In an interview with Yediot Aharonot two weeks ago, Ya'alon indicated that the IDF is indeed following a similar course with the Palestinians to the one it adopted so abysmally in South Lebanon. Speaking of targeted killing of Hamas commanders, Ya'alon opined, "Since our attack [in September 2003] against the Hamas leadership, they fear for their continued existence and are careful not to provide us a justification for attacking their leadership again," he said.

 

 

Wegman believes that the IDF's decision to stop targeting the leaders of Hamas this past fall was a strategic blunder of the first order. "The basis for reaching a decisive conclusion of war is the doctrinal principle of 'concentration of effort.'

 

The point is to concentrate your forces and resources in a manne
r that brings about the achievement of superiority that causes the defeat of your enemy."

 

"When we were conducting targeted killings once every couple of weeks, they had no effect. When, in September 2003, the IDF conducted these attacks everyday, Hamas sued for a cease-fire. This showed that the concentration of effort was succeeding. But the war fighting doctrine is also based on the principle of continuous engagement. Rather than continuing the operations until Hamas was defeated, the IDF gave them a reprieve. Again, this is the direct result of the General Staff refusing to accept that this is a war."

 

In late November, there were a number of articles in the US press referring to assistance and coaching that Israel is providing for the US military forces in Iraq. In everything from erecting roadblocks to conducting arrests of terror suspects in urban areas, the reports noted, the Americans are emulating IDF operational tactics. When questioned about the issue, US Army Lt. Gen. Ricardo Sanchez explained that the difference between US and Israeli actions is that the US forces in Iraq are engaged in a war.

 

Commenting from Baghdad on the progress of that war to The Washington Post last month, US Army Brig. Gen. Mark Hertling indicated that the decrease in attacks in December over November "might be due to us having significantly hurt the enemy during the operations; it could be that the thugs and criminals being paid to conduct the attacks are not up for fighting anymore. Or, it might mean the enemy is gearing up for another offensive. And that's why it's important that we keep the pressure on with offensive operations."
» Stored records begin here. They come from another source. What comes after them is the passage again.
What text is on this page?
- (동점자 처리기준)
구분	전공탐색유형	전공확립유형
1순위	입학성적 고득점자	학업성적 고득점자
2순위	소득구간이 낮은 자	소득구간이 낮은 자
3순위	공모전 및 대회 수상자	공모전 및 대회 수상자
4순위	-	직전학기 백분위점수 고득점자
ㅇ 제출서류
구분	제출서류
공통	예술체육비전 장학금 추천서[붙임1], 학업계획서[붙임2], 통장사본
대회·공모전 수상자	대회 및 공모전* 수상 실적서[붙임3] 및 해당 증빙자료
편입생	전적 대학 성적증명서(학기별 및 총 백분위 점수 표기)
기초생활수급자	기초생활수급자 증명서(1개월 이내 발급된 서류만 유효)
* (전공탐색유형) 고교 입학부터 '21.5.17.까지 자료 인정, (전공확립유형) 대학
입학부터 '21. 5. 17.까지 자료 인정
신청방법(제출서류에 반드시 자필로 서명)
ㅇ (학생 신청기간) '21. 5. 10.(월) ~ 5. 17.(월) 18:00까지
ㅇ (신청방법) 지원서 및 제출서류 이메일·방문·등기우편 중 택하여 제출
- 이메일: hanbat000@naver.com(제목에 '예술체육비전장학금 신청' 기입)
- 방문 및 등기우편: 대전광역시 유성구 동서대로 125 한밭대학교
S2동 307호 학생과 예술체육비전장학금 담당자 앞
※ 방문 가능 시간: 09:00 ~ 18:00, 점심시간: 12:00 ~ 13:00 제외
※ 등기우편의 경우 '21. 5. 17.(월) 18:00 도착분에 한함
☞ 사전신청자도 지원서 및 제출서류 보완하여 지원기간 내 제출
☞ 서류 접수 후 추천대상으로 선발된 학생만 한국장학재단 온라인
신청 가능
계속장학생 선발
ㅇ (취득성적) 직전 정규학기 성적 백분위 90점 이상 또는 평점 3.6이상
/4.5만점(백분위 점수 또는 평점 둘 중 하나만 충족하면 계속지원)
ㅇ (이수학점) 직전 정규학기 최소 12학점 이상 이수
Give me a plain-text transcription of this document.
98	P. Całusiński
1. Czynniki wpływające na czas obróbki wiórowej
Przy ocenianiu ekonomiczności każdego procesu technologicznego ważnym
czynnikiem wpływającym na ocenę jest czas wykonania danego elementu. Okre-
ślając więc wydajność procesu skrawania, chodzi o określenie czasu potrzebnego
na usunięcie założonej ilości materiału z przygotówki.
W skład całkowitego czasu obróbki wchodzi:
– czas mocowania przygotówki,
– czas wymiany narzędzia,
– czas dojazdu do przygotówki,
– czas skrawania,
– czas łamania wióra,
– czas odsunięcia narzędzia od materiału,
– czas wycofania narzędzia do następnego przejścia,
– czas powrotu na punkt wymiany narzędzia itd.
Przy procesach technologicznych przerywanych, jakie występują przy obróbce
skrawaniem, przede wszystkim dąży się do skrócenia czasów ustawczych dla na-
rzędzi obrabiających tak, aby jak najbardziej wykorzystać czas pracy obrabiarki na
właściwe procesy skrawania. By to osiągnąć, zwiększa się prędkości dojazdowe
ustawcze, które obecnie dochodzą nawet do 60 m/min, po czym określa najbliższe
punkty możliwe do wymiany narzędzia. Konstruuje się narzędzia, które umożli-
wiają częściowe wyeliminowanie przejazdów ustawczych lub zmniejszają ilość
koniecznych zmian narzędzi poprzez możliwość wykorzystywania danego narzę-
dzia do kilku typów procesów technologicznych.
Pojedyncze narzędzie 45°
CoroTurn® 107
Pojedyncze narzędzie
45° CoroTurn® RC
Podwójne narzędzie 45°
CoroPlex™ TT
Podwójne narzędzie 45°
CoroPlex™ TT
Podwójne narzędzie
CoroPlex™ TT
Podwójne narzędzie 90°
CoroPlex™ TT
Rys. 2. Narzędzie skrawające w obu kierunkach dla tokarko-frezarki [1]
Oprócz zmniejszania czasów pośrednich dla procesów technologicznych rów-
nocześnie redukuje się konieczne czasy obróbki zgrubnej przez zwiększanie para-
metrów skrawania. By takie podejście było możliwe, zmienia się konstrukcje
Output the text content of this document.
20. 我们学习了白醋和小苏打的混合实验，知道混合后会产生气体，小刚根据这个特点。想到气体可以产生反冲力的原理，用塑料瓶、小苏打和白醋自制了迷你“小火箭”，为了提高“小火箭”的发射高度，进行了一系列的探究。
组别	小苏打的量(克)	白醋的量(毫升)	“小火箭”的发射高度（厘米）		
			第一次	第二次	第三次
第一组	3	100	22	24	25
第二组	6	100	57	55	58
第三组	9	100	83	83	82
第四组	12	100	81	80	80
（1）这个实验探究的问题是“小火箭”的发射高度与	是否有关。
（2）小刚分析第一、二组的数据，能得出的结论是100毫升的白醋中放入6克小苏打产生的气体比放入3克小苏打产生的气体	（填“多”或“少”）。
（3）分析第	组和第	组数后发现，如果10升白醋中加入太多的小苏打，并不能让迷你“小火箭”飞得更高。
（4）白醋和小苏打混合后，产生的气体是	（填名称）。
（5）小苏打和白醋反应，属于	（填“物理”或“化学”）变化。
In his interview with Yediot Aharonot, Ya'alon stated that he looks forward to a Hizbullah-styled cease-fire being reached "within weeks," followed by years of low intensity fighting. In light of this, it would seem that while the US moves ahead towards victory over the terrorist and guerrilla fighters in Iraq in part by adopting IDF operational tactics, the IDF itself will continue to amaze with its tactical achievements while victory slips from its grasp.